The concept of multigrade teaching is not new to the world. It exists in varying degree even in developed countries like the US, UK and Canada, and in China and other countries. However, the big difference is that multigrade teaching-learning practices are an integral part of the teacher education in these countries and they often use it strategically to their advantage. In India, multigrade teaching-learning is not an important part of our pre-service teacher education. Some states like Karnataka attempted to develop teachers to deal with multigrade teaching-learning through programmes such as Nali Kali but it could neither be sustained nor scaled.
The serious issue of inadequate teacher-pupil ratio is not reflected in either national or state statistics. In fact, one would find the teacher-pupil ratio theoretically satisfactory. However, the statistics are completely deceptive and do not tell the real story. It is like saying the average depth of the river is three feet and setting out to cross it.
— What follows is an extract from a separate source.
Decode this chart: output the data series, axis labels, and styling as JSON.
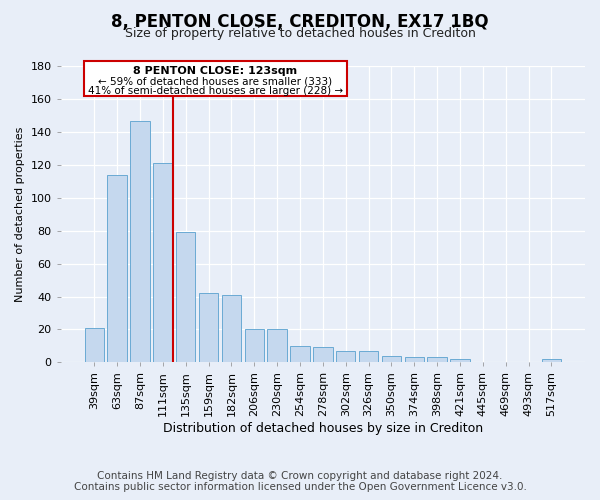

What is important is to analyse the cluster and school-level teacher-pupil ratio. That tells the real story.
It is unfathomable as to why the states tolerate the existence of single-teacher schools despite their stated commitment that every school will have at least two teachers and despite clear legal provision by the Right to Education Act for maintaining a prescribed ratio. In a single-teacher school, the day the teacher is absent for any reason, the children are left to themselves.
The teacher-pupil ratio is not merely a technical issue of showing a certain ratio on paper. It has major ramifications on the quality of education in the classroom. It is the single major enabler in practising several tenets espoused by our National Curriculum Framework — such as the centrality of the child in the process of learning, providing individual attention to the child, continuous and comprehensive assessment of children and so on. If we don’t provide this all-important input in the education process, any talk of improving the quality of education is useless.
If providing the required number of teachers for every school has become physically (due to the remoteness of schools) and economically unviable, we must seriously review the earlier approach of providing a school in every habitation within one or three kilometres or providing a school where 20 or more school-going children live. We must think up and implement innovative solutions like consolidation of several smaller schools into a large, fully equipped school that meets all requirements of quality education. We already have a few sample schools, like the Navodaya Schools that meet various infrastructural and educational requirements and are clearly performing better. There are other government schools that have the appropriate teacher-pupil ratio — which has forced several private schools in a radius of 20 km to close down.
Probably the biggest enhancer for ‘Brand Government Schools’ would be to have
one classroom per grade and one teacher per classroom.
Dileep Ranjekar is CEO of the Azim Premji Foundation.